Qu'est-ce qui vous dérange tant ? Qu’est ce qu’il y a de nihiliste si  effarant et monstrueux  à dire qu’il est temps de passer à une vraie monarchie parlementaire  ou lieu de l’actuelle absolue. Qu’un teneur d’affaire publique, fut-il le Roi du Maroc, se doit d’accepter l’évaluation de ses administrés fut-ce par symbolique sondage.  Que l’entourage du chef d’état n’a pas à s’immiscer dans le secteur privé sinon il se placerait en conflit d’intérêts ou du moins à être juge et partie. Qu’il est grand temps de finir avec l’absolutisme, la corruption et le despotisme et que le suffrage universel doit être source du pouvoir et immunisé contre l’interventionnisme des autorités publiques. Que la séparation des pouvoirs n’est pas un luxe mais une exigence fondamentale pour la démocratie. Que la torture et les atteintes aux droits fondamentaux et à la liberté d’expression sont des crimes et que ceux qui en sont responsables doivent répondre de leurs actes. 

Qu'est-ce qui vous dérange tant ? Qu’est ce que vous ne compreniez pas ?

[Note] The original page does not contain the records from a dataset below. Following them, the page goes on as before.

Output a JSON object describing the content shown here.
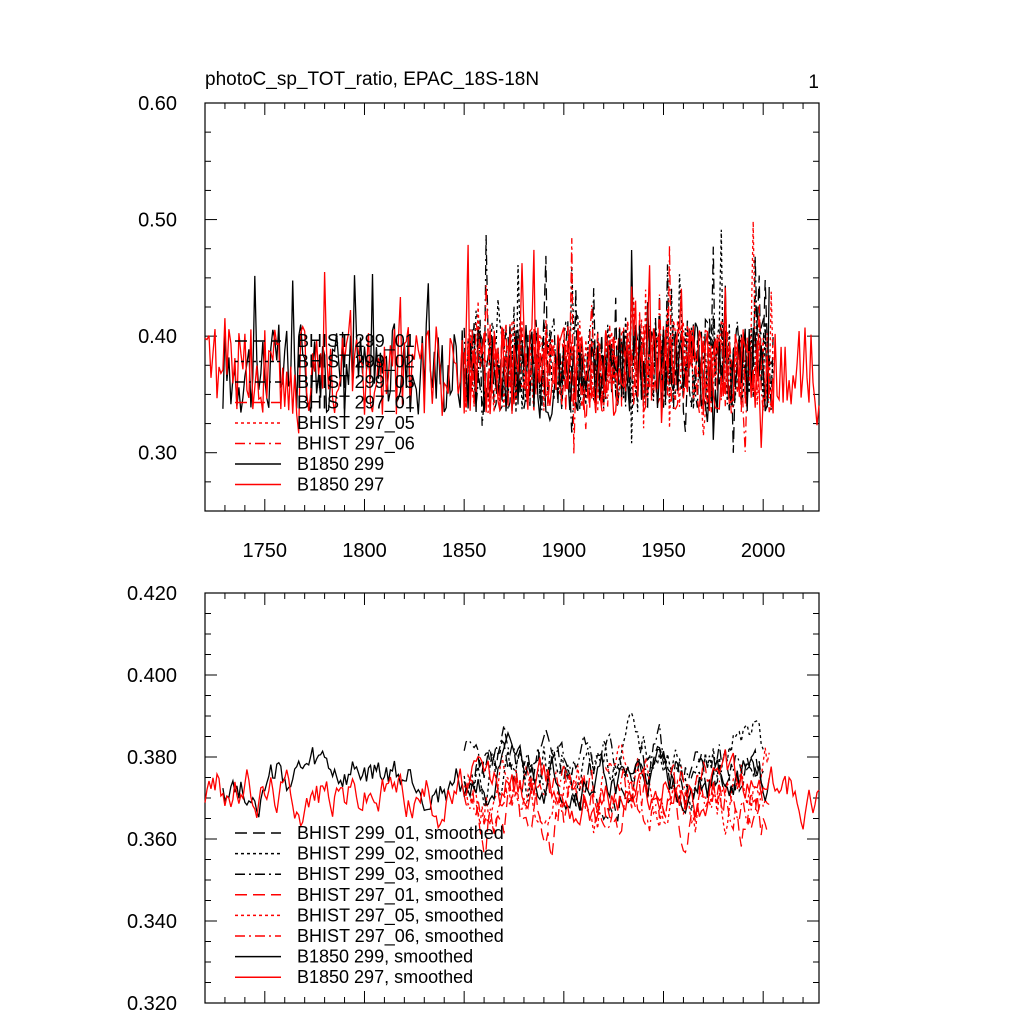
{
  "chart_data": [
    {
      "type": "line",
      "title": "photoC_sp_TOT_ratio, EPAC_18S-18N",
      "page_number": "1",
      "xlim": [
        1720,
        2028
      ],
      "ylim": [
        0.25,
        0.6
      ],
      "x_ticks": [
        1750,
        1800,
        1850,
        1900,
        1950,
        2000
      ],
      "x_tick_labels": [
        "1750",
        "1800",
        "1850",
        "1900",
        "1950",
        "2000"
      ],
      "y_ticks": [
        0.3,
        0.4,
        0.5,
        0.6
      ],
      "y_tick_labels": [
        "0.30",
        "0.40",
        "0.50",
        "0.60"
      ],
      "legend_position": "lower-left",
      "series": [
        {
          "name": "BHIST 299_01",
          "color": "#000000",
          "dash": "long-dash",
          "x_range": [
            1850,
            2005
          ],
          "mean": 0.375,
          "amp": 0.05,
          "seed": 11
        },
        {
          "name": "BHIST 299_02",
          "color": "#000000",
          "dash": "short-dash",
          "x_range": [
            1850,
            2005
          ],
          "mean": 0.378,
          "amp": 0.055,
          "seed": 12
        },
        {
          "name": "BHIST 299_03",
          "color": "#000000",
          "dash": "dash-dot",
          "x_range": [
            1850,
            2005
          ],
          "mean": 0.376,
          "amp": 0.05,
          "seed": 13
        },
        {
          "name": "BHIST 297_01",
          "color": "#ff0000",
          "dash": "long-dash",
          "x_range": [
            1850,
            2005
          ],
          "mean": 0.372,
          "amp": 0.048,
          "seed": 14
        },
        {
          "name": "BHIST 297_05",
          "color": "#ff0000",
          "dash": "short-dash",
          "x_range": [
            1850,
            2005
          ],
          "mean": 0.374,
          "amp": 0.05,
          "seed": 15
        },
        {
          "name": "BHIST 297_06",
          "color": "#ff0000",
          "dash": "dash-dot",
          "x_range": [
            1850,
            2005
          ],
          "mean": 0.373,
          "amp": 0.05,
          "seed": 16
        },
        {
          "name": "B1850 299",
          "color": "#000000",
          "dash": "solid",
          "x_range": [
            1729,
            2003
          ],
          "mean": 0.372,
          "amp": 0.05,
          "seed": 17
        },
        {
          "name": "B1850 297",
          "color": "#ff0000",
          "dash": "solid",
          "x_range": [
            1720,
            2028
          ],
          "mean": 0.37,
          "amp": 0.048,
          "seed": 18
        }
      ]
    },
    {
      "type": "line",
      "title": "",
      "xlim": [
        1720,
        2028
      ],
      "ylim": [
        0.32,
        0.42
      ],
      "x_ticks": [
        1750,
        1800,
        1850,
        1900,
        1950,
        2000
      ],
      "y_ticks": [
        0.32,
        0.34,
        0.36,
        0.38,
        0.4,
        0.42
      ],
      "y_tick_labels": [
        "0.320",
        "0.340",
        "0.360",
        "0.380",
        "0.400",
        "0.420"
      ],
      "legend_position": "lower-left",
      "series": [
        {
          "name": "BHIST 299_01, smoothed",
          "color": "#000000",
          "dash": "long-dash",
          "x_range": [
            1850,
            2000
          ],
          "mean": 0.376,
          "amp": 0.009,
          "seed": 21
        },
        {
          "name": "BHIST 299_02, smoothed",
          "color": "#000000",
          "dash": "short-dash",
          "x_range": [
            1850,
            2000
          ],
          "mean": 0.379,
          "amp": 0.01,
          "seed": 22
        },
        {
          "name": "BHIST 299_03, smoothed",
          "color": "#000000",
          "dash": "dash-dot",
          "x_range": [
            1850,
            2000
          ],
          "mean": 0.378,
          "amp": 0.009,
          "seed": 23
        },
        {
          "name": "BHIST 297_01, smoothed",
          "color": "#ff0000",
          "dash": "long-dash",
          "x_range": [
            1850,
            2003
          ],
          "mean": 0.368,
          "amp": 0.012,
          "seed": 24
        },
        {
          "name": "BHIST 297_05, smoothed",
          "color": "#ff0000",
          "dash": "short-dash",
          "x_range": [
            1850,
            2003
          ],
          "mean": 0.372,
          "amp": 0.011,
          "seed": 25
        },
        {
          "name": "BHIST 297_06, smoothed",
          "color": "#ff0000",
          "dash": "dash-dot",
          "x_range": [
            1850,
            2003
          ],
          "mean": 0.371,
          "amp": 0.009,
          "seed": 26
        },
        {
          "name": "B1850 299, smoothed",
          "color": "#000000",
          "dash": "solid",
          "x_range": [
            1729,
            2003
          ],
          "mean": 0.374,
          "amp": 0.008,
          "seed": 27
        },
        {
          "name": "B1850 297, smoothed",
          "color": "#ff0000",
          "dash": "solid",
          "x_range": [
            1720,
            2028
          ],
          "mean": 0.372,
          "amp": 0.009,
          "seed": 28
        }
      ]
    }
  ]
}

Et voyez-vous, nous ne sommes pas au bout de nos peines, le Souverain a même élevé ses décisions économiques au rang des sacralités dans le dernier discours de trône (et a-t-on seulement le droit de citer un discours royal sans blasphémer) : « Au même titre que la protection de nos sacralités religieuses et nationales qui est une charge dont Nous sommes le dépositaire, Nous veillons à ce que chacun s’astreigne aux constantes économiques et sociales, qui figurent au cœur de la bonne gouvernance en matière de développement. Ces règles s’imposent à tous et en toutes circonstances, surtout lorsqu’il s’agit de faire face à des conjonctures délicates » Et en cela le citoyen est invité à dire  Amen. 

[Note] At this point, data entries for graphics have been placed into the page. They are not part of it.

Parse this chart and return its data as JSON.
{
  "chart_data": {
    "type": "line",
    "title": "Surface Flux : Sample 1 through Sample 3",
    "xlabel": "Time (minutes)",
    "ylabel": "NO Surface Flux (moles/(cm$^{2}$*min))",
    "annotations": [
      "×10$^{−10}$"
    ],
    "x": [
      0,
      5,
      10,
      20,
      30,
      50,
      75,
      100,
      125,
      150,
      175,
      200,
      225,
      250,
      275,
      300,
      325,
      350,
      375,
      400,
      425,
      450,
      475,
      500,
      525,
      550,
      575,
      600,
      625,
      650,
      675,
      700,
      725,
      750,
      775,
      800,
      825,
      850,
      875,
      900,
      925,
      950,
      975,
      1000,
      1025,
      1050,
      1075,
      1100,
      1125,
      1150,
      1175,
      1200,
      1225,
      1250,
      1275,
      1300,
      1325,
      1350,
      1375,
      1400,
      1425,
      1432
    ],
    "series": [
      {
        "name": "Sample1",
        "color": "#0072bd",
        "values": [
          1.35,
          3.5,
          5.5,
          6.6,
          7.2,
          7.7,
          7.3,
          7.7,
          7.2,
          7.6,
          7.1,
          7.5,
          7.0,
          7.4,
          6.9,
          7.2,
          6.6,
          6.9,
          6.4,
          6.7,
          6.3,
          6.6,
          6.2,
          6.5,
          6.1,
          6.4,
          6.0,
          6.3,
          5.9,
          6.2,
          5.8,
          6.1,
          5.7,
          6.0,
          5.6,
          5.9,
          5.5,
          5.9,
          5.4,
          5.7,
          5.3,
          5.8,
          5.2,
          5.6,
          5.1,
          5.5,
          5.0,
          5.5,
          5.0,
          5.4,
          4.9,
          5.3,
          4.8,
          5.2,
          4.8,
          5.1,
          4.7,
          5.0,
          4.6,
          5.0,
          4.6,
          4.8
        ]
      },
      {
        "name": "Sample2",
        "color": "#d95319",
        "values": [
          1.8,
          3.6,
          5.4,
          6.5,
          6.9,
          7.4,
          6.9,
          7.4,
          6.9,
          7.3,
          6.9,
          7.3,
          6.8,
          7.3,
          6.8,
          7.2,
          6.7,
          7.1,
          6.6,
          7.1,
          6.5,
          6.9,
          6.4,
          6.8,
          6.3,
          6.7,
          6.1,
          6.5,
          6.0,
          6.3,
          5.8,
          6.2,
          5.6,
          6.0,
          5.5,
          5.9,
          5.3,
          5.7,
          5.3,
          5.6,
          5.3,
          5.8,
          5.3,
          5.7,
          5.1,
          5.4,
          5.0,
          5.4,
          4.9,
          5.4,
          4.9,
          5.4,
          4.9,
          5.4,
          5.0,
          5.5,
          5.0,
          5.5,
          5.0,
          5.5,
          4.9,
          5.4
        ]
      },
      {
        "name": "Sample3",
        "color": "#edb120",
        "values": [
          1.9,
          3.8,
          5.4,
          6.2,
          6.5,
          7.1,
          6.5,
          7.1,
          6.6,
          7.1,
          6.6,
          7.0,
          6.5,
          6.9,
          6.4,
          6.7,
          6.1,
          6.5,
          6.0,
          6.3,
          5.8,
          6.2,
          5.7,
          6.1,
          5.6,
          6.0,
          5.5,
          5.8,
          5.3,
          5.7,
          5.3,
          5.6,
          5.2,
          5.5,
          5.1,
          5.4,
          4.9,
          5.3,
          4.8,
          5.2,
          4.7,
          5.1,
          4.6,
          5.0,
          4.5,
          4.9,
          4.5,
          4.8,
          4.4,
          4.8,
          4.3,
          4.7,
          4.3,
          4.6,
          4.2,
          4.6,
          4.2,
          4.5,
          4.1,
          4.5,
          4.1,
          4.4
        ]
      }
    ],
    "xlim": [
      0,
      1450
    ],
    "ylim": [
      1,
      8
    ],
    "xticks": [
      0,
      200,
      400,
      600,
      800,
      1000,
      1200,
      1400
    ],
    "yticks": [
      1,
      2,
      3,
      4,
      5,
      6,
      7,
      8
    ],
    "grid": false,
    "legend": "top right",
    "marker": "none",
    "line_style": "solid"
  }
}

Si même les choix économiques et sociaux du roi « s’imposent à tous et en toutes circonstances » de quoi voulez-vous qu’on parle ? du sexe des anges ? Que peut-on espérer de vous , vous qui n’êtes qu’un sous ministre dans un sous gouvernement, vous qui bottez en touche et esquivez les questions de fonds concernant l’architecture institutionnelle de la gouvernance du pays et le pouvoir absolu de la Monarchie ? Vous dont le seul apport au « débat » est une posture moralisatrice, méprisante et méprisable, et une excellence, je dois le reconnaître, dans l’art de l’explication de la censure et le cadrage de la pensée. Mais voyez-vous, les yeux dans les yeux, tout cela vous dépasse un peu. Engoncé dans vos certitudes et votre arrogance vous êtes définitivement d’un autre temps et votre acharnement à mériter votre strapontin ministériel n’arrange rien en l’affaire.